Yは、管理会社の行為が違法な自力救済に当たるとして、本物件の鍵を交換した日の前日をもって保証契約を解除し、以降の賃料を保証しない旨通知したため、その支払いを求めてXが提訴しました。

【解説】

裁判所は、次の通りに判示し、Xの請求を認容しました。

(1)Yは賃貸人が賃貸目的物を賃借人に使用・収益させることを妨害・拒否した場合、賃借人は賃貸人に対して賃料支払債務を負わないので、Yも保証債務を負わないと主張するが、本件の事実関係においてXの行為が違法な自力救済に当たるとはいえない。

(2)Yは、XがYに何ら事前の連絡をせずに違法な鍵の交換行為に及んだものであり、XY間の信頼関係は破壊されたとして、Yの解約通知により本件保証契約は終了したと主張するが、Xは鍵の交換経緯についても遅滞なく報告をしており、本件保証契約上の信頼関係が破壊されたものとはいえない。

(3)Yは、本件保証契約条項では「非常事態の発生により本物件の通常の使用が不能となった場合」に保証債務を免れると主張するが、本件では賃借人であるAが第三者に対して本物件の鍵を交付したことが原因であり、不可抗力または予見不可能な事情によるものとはいえない。
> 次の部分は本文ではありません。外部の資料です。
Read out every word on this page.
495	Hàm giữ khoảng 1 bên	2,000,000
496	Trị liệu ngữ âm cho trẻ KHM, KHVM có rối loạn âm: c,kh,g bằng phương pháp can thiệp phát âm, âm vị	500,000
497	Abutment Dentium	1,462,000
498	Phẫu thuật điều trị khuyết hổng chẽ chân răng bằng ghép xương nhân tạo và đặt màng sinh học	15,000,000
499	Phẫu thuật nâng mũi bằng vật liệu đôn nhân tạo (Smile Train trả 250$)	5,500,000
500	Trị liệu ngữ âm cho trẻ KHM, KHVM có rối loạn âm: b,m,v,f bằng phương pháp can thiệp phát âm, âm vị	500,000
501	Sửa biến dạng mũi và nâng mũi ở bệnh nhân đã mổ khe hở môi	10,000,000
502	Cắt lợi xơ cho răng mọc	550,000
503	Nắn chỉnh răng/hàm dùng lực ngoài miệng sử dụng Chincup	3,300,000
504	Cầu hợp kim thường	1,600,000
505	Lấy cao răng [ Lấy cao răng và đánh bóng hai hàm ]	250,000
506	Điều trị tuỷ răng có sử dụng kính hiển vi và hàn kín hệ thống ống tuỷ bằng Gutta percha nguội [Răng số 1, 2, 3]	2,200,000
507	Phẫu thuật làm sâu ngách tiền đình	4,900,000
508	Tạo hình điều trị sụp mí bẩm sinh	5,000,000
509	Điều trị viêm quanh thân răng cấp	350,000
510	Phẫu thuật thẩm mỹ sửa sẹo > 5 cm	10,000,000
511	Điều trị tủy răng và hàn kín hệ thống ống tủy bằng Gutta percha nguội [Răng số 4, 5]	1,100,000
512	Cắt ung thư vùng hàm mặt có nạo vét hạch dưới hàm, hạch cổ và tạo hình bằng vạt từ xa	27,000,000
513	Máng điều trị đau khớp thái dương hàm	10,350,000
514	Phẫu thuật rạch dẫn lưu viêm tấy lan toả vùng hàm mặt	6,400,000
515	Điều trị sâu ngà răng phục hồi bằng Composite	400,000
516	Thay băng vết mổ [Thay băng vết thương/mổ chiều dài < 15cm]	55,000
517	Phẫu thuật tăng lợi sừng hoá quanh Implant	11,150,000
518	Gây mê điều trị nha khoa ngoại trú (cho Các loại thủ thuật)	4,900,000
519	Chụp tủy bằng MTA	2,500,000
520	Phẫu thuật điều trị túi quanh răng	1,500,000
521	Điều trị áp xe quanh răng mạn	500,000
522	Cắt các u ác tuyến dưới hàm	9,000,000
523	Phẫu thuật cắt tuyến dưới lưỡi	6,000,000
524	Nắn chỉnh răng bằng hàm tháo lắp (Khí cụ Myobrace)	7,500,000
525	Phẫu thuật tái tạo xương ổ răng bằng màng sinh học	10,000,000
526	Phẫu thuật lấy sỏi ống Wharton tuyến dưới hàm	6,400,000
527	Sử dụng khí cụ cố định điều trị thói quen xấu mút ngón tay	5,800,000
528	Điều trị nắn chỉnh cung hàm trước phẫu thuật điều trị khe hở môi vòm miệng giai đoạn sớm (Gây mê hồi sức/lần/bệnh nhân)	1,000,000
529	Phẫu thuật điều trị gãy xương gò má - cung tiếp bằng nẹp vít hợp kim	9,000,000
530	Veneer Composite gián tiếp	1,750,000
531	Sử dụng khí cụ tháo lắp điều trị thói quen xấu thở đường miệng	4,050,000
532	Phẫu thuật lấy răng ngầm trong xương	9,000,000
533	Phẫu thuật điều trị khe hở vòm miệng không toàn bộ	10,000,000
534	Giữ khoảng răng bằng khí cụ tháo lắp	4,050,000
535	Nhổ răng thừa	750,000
以上により、YはXに対し、本件保証契約に基づき、AがXに対して負う賃料等債務の残金についての保証債務を支払う義務を負う(東京地裁 平成26年11月27日判決)。

【総評】

賃貸人や管理会社にとって、家賃を滞納したまま行方不明となっている賃借人への対応には苦慮するところですが、賃借人に債務不履行があるとしても、承諾もなく貸室に侵入する、貸室の鍵を交換し賃借人の使用を不可能とする、退去を促す張り紙をするなどの行為は、違法な行為として、賃貸人は賃借人に対し損害賠償責任を負うことになります(大阪地裁 平成25年10月17日判決他)ので、警察官の立会いを求めその指示に従う、弁護士に対処策を相談する等の慎重な対応が必要といえます。

※(一財)不動産適正取引推進機構 実際にあった判例からを参照しています。